For New York residents, every neighborhood and every borough and every county could well be another state entirely. Whether it’s a few blocks or a few miles, every area has its own personality, its own perks and its own downside. When it comes to question of security, it’s no different. The Manhattanite living in the 20-story co-op complex is going to have a different set of needs than someone living in a detached townhouse on Staten Island or a gated community in Queens. For managing agents as well as residents, these differences all come into play when trying to determine the best, most effective way to keep house and home safe and sound.
Location, Location, Location
As with all things real estate, location can play a big role in security, regardless of whether the community in question is a co-op or condo. For more suburban properties, “You want to look at what crime trends or patterns are in the area,” says Richard Kessinger of KC Security Solutions LLC in Saratoga Springs. “It’s the same thing we would do in an urban setting, though sometimes urban settings are easier” in terms of tracking these things.
The greatest asset in preventing crime often comes down to spotting trouble before it starts, says Matt Peskin, executive director of the National Association of Town Watch (NATW), based in Wynnewood, Pennsylvania. The compact nature of urban neighborhoods can help a lot in this regard. “In the city, it’s easier for residents to notice changing populations or changes in daytime versus nighttime activity,” says Peskin. “What’s normal in a neighborhood versus something that might be out of place is easier to spot [when things aren't so spread-out.]”

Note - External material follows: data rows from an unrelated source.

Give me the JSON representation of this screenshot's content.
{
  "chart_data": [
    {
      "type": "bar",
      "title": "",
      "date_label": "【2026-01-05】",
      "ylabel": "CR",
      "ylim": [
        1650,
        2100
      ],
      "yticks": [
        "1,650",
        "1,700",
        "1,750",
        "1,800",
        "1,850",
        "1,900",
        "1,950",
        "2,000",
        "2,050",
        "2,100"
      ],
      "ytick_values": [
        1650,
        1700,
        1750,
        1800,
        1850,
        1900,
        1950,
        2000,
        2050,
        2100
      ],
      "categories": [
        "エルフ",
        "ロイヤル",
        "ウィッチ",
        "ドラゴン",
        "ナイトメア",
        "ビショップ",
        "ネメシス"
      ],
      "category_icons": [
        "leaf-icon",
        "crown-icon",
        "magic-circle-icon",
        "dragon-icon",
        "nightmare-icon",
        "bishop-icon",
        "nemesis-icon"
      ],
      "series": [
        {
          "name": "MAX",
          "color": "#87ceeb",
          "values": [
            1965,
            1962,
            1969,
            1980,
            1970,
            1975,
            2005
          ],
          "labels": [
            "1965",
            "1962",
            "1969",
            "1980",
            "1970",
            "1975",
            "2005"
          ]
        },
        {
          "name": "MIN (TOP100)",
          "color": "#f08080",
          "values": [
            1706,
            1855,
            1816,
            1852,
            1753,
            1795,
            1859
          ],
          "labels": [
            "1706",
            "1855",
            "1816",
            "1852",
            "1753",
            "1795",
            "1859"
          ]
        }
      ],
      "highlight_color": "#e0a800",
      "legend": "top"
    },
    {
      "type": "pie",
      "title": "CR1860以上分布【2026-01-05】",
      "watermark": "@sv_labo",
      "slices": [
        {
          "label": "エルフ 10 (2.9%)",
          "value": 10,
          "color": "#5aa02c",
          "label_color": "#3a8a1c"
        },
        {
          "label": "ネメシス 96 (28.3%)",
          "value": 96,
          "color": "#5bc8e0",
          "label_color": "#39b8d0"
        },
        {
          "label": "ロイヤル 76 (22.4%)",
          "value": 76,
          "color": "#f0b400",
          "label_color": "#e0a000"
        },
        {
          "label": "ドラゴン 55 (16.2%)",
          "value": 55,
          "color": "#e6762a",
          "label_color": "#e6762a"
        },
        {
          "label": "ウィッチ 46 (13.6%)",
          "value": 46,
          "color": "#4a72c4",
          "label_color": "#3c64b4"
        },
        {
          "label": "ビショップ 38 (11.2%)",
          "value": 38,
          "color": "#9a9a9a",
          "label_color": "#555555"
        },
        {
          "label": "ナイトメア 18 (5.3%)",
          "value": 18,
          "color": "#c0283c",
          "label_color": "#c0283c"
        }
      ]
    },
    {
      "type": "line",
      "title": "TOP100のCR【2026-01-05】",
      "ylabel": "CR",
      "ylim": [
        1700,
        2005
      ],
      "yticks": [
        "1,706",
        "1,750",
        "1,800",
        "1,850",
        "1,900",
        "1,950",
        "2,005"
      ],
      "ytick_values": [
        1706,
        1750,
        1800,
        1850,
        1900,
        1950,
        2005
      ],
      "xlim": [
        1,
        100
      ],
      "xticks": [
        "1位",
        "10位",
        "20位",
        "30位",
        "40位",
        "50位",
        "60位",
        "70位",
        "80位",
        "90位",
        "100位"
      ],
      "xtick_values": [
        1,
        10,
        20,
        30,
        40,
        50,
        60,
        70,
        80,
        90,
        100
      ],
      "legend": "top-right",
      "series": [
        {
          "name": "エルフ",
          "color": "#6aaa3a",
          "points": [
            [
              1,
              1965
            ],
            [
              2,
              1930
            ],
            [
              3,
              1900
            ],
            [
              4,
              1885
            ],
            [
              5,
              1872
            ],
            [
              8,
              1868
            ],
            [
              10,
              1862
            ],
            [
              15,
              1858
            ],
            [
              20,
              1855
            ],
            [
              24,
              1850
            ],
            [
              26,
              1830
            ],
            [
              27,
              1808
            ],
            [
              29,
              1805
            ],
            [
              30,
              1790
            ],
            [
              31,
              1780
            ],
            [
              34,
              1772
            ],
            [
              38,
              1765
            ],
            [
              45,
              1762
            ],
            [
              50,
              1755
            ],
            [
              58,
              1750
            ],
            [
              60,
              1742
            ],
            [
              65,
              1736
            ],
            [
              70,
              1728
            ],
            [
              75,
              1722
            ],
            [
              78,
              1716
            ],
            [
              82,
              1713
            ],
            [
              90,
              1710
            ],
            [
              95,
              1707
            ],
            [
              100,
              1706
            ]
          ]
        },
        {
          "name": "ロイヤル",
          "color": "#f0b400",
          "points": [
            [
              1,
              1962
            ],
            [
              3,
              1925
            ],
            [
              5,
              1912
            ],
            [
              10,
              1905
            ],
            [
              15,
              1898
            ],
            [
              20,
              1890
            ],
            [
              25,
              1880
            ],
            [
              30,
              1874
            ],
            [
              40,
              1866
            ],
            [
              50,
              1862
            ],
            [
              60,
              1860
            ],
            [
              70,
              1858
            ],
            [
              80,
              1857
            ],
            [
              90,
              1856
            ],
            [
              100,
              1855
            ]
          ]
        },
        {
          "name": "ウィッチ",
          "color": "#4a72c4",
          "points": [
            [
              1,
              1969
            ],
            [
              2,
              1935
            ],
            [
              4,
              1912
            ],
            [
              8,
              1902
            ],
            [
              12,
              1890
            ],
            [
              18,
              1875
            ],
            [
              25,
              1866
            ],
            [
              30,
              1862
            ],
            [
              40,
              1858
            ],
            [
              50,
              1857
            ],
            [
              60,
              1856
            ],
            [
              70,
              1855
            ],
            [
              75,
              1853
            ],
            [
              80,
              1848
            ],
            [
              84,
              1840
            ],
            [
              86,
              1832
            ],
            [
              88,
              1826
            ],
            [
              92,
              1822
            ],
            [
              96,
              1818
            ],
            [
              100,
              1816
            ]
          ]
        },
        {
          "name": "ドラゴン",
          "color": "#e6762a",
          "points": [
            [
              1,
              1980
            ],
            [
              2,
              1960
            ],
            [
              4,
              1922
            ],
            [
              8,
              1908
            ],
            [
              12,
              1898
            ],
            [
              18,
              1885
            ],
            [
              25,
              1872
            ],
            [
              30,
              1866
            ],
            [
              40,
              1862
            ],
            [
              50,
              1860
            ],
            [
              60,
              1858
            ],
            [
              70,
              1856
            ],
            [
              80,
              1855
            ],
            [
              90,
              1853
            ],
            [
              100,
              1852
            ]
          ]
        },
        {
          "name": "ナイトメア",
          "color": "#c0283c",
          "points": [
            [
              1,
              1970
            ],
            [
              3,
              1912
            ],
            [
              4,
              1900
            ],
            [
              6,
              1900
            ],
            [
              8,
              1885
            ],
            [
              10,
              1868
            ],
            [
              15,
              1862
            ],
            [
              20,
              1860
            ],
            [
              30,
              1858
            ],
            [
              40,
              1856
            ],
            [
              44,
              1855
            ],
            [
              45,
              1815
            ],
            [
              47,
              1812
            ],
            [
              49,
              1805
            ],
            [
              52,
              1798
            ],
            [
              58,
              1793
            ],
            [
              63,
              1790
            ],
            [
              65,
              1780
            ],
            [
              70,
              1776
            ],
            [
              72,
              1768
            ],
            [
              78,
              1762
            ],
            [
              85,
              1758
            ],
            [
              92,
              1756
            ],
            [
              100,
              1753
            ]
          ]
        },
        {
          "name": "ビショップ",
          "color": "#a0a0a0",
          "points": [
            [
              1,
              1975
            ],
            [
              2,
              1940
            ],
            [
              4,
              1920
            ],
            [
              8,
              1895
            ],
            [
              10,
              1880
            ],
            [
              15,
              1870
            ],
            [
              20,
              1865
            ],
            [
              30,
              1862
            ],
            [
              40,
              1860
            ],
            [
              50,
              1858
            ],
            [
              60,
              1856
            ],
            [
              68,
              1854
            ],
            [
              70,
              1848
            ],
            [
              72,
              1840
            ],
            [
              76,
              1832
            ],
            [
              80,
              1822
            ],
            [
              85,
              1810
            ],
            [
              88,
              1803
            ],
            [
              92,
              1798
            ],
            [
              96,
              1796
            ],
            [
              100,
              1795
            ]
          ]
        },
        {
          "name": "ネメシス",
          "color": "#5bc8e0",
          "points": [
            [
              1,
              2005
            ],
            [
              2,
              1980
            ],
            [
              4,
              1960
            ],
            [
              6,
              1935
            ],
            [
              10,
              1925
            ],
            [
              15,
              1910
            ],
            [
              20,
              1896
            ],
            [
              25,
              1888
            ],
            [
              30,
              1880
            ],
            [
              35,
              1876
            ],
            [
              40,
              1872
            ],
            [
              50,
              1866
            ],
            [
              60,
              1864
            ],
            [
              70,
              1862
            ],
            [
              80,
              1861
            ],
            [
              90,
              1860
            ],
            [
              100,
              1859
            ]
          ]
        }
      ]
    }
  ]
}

For residents living in townhouses or smaller complex units that are spread out over greater areas, it can be difficult to establish an understanding of the neighborhood routine and therefore know when something might be wrong.
On the other hand, it’s often the suburban residents who are more concerned with nipping nefarious activity in the bud. According to Peskin, “In the city, people tend to be more knee-jerk in their responses. There will be an incident of vandalism, and then everyone wants to react. But then when the story dies down, people lose interest.”